A soberania como consciência encarnada
Vieira
Pinto não fala de soberania apenas como independência política, mas como maturidade
espiritual de um povo. Um país soberano é aquele que se pensa a si mesmo,
produz suas próprias ferramentas, domina suas tecnologias e cria suas próprias
teorias.
Ao
terminar o livro, senti que o autor me oferecia não uma lição, mas uma
convocação. Ele exige de nós um pensamento que una filosofia, ciência e
política — um pensamento situado, comprometido, enraizado na realidade
nacional. Senti também que sua voz dialoga com o Brasil atual, em meio à
disputa por soberania tecnológica, por ciência pública, por políticas que
devolvam à sociedade o controle do conhecimento.
Leituras complementares
- Milton Santos – A
natureza do espaço: sobre o uso político da técnica e da
globalização.
- José Leite Lopes – Ciência
e Desenvolvimento: reflexão sobre o papel da ciência nacional.

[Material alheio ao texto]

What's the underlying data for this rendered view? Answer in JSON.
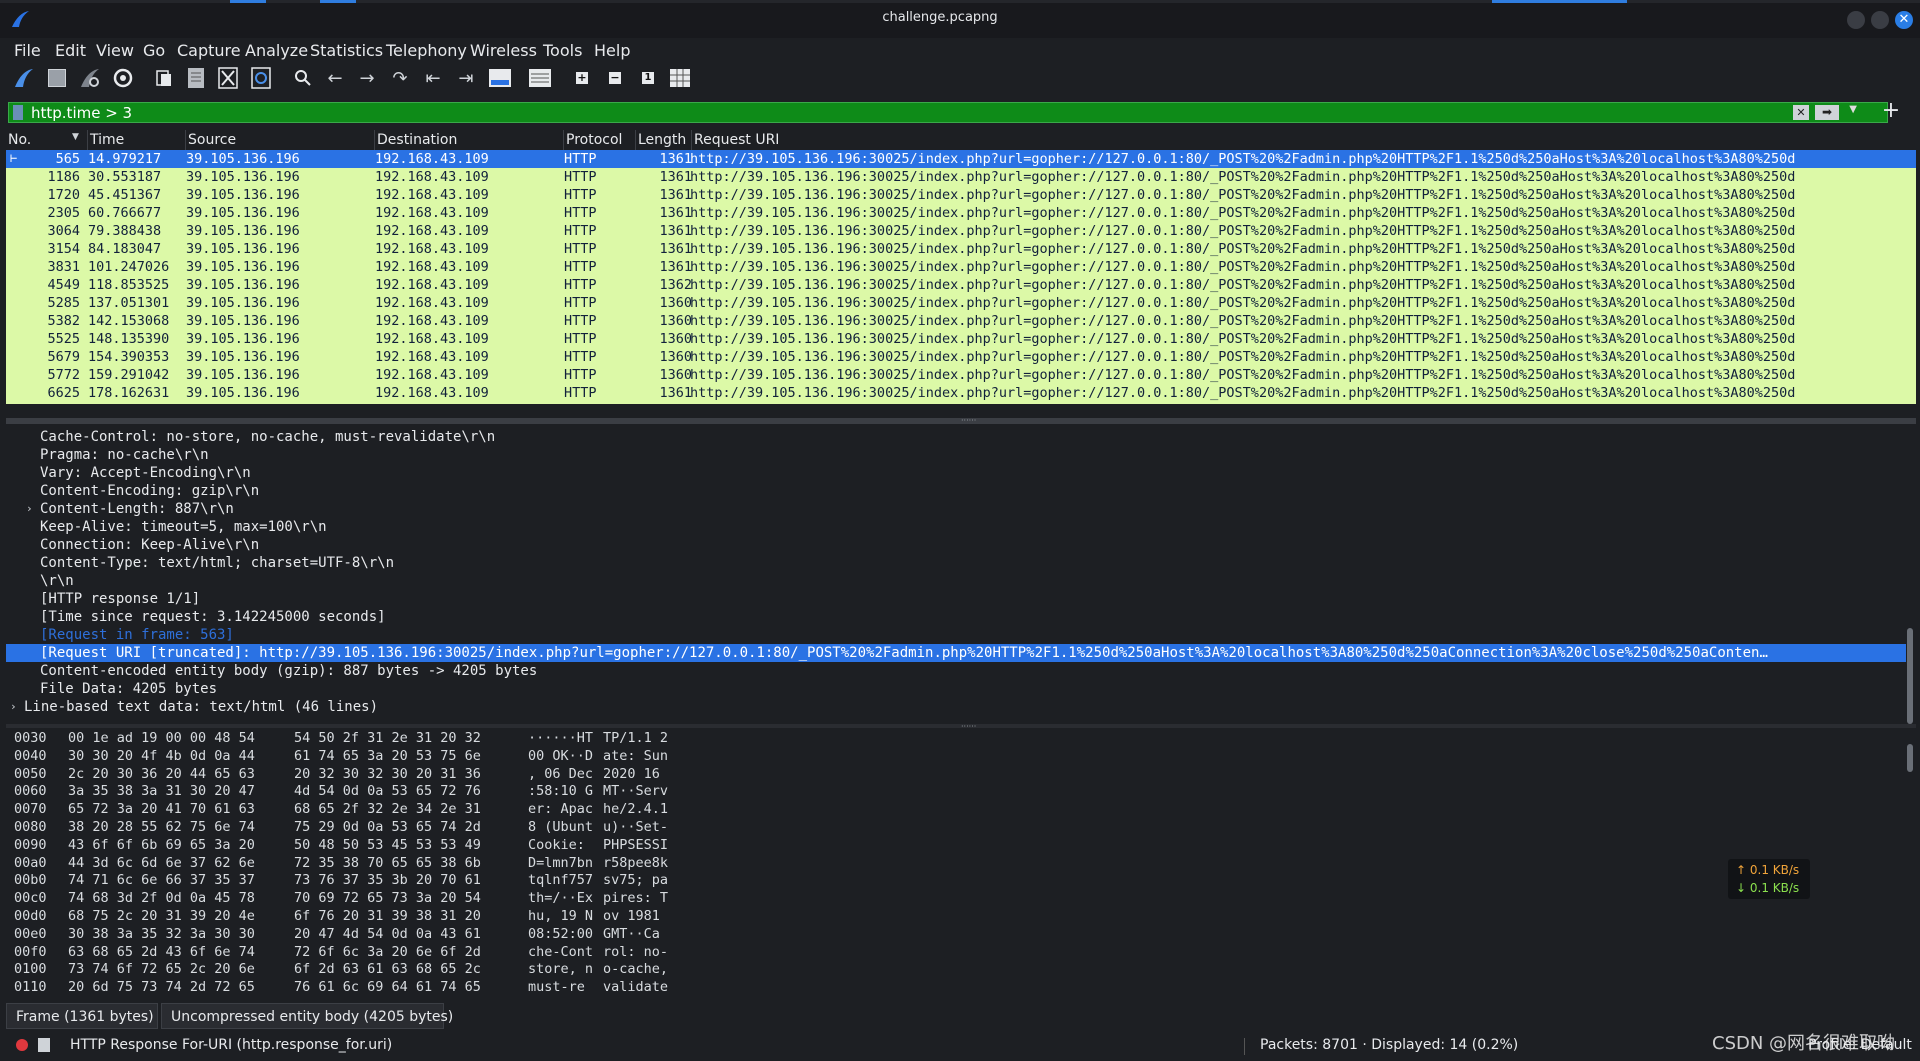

- Celso Furtado – Criatividade
e dependência na civilização industrial: relação entre inovação,
cultura e autonomia econômica.
- José Luís Fiori – Soberania
e o novo imperialismo mundial: análise contemporânea da dependência e da
disputa global por conhecimento e poder.
Fechamento
O segundo
volume de Consciência e Realidade Nacional me deixou com uma certeza:
pensar o Brasil é também disputar o sentido da técnica e da ciência. Vieira
Pinto me fez compreender que a luta pela soberania não se trava apenas nas
fronteiras geopolíticas, mas dentro das universidades, das escolas, dos laboratórios,
dos centros de pesquisa — e também dentro de cada um de nós, na forma como
escolhemos pensar o mundo.
A
alienação, afinal, é o esquecimento de que podemos criar. A consciência
nacional, por sua vez, é o ato de recuperar essa potência. E foi isso que senti
ao fechar o livro: que pensar com as próprias ferramentas é o gesto mais
revolucionário que um povo pode fazer.